Nevertheless, publicity material of the time and other sources, including those originated by mother-tongue French speakers, and including even the most recent version of Georgano's own compilation, indicate that "Tracfort" is the correct spelling for this car's name.[1][3][4][5][6][7]

Sources and notes

  1. 1 2 3 4 5 6 7 8 "Automobilia". Toutes les voitures françaises 1934 (salon [Oct] 1933). Paris: Histoire & collections. Nr. 22: 81. 2002.
  2. Georgano, Nick (1968). The Complete Encyclopaedia of Motorcars 1885-1968. London: George Rainbird Ltd for Ebury Press Limited. p. 564.
  3. George Nick Georgano (Chefredakteur): The Beaulieu Encyclopedia of the Automobile.
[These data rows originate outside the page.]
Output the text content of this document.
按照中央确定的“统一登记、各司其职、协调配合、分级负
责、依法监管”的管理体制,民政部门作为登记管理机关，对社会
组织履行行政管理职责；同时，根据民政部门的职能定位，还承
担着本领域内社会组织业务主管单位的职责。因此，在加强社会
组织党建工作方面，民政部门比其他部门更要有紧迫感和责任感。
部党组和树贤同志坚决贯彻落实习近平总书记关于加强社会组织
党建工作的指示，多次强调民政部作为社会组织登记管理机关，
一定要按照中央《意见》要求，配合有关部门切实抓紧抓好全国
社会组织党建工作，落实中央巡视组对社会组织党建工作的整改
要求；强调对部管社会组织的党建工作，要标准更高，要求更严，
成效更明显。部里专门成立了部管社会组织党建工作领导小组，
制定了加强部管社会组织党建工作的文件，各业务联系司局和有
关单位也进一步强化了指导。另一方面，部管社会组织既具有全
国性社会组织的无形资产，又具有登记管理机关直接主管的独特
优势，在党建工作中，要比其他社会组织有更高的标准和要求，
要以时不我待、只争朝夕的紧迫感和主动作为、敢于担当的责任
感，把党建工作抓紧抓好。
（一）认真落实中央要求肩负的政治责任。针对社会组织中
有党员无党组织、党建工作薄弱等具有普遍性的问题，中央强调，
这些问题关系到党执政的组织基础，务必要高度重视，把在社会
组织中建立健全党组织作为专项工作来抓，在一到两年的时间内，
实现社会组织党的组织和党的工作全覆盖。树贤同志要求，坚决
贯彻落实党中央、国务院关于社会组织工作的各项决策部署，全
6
Volume 3: P–Z. Fitzroy Dearborn Publishers, Chicago 2001, ISBN 1-57958-293-1.
  4. www.fordyandcmodelregister.co.uk
  5. fordpins.jimdo.com
  6. Harald Linz, Halwart Schrader: Die Internationale Automobil-Enzyklopädie. United Soft Media Verlag, München 2008, ISBN 978-3-8032-9876-8.
  7. René Bellu: Automobilia. Ausgabe 9. Toutes les Voitures Françaises 1935. Histoire & Collections, Paris 1998.